I've noticed as the controllers get more advanced that the caching and
other alogrithms used minimize the actual write times that the host
system sees. My tests on the recent HP equipment show that the difference
in write times between RAID-1 and RAID-5 are within 1MB of each other. I
have a hard time believing that anyone would be driven away from RAID-5
due to performance factors on high-end equipment. I have the bonnie++
stats if you'd like to see them.

- Jake
 
Jake said:
I've noticed as the controllers get more advanced that the caching and
other alogrithms used minimize the actual write times that the host
system sees. My tests on the recent HP equipment show that the difference
in write times between RAID-1 and RAID-5 are within 1MB of each other.

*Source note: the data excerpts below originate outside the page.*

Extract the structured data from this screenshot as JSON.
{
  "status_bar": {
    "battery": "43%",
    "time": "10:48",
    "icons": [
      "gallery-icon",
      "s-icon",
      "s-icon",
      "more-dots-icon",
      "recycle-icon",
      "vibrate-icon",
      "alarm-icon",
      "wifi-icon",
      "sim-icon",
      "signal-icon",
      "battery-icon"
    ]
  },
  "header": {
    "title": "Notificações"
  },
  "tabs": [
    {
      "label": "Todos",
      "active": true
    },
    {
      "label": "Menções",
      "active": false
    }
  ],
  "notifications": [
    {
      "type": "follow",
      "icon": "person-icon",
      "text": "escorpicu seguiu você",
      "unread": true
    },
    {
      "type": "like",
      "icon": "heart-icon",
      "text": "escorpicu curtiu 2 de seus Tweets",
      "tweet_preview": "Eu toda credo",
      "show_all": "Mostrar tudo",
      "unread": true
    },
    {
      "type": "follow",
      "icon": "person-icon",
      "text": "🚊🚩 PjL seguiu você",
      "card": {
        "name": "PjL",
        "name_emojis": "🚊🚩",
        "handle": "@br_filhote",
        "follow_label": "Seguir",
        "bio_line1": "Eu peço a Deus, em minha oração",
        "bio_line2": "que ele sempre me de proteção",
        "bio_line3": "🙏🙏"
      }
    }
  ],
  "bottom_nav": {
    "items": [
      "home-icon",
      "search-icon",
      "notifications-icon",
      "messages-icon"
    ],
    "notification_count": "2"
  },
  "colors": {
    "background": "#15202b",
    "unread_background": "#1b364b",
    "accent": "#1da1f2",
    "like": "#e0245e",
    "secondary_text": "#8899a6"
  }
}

I
have a hard time believing that anyone would be driven away from RAID-5
due to performance factors on high-end equipment. I have the bonnie++
stats if you'd like to see them.

Random small writes can still kill you. One write turns into
read-read-write-write. Latency doubles, throughput is a quarter.


Thomas
 
I'm an IT admin starting to look at building a SAN for my company and
I'm curious if anyone out there can explain how some of the popular
RAID vendors (i.e. EMC, Chaparral, Infortrend) handle failover
(resuming I/O with another RAID controller after one has failed)? I'm
mostly interested in failover on the storage side (as opposed to the
host side).

Specifically I'm interested in knowing if failover is generally
accomplished by a surviving controller taking over the failed
controller's (or failed port's) AL_PA('s) or if surviving controllers
actually alias failed controller's WWN's?

Or is this something that's generally handled at the switch level.

I'm trying to better understand how failover is accomplished
transparent to the host. Many thanks for any input regarding this.

The EMC Symetrix storage units have duplicate everything... duplicate
incomming fibre cards, duplicate bus to scsi cards, duplicate scsi cards,
and duplicate scsi bus to disk arrays.

I believe the state of any redundant scsi cards is kept the same at any
time, even if only one is actually writing. The software is smart enough
to know what is committed to disk and what is not, and so can recover from
write errors. Of course everything is battery backed up.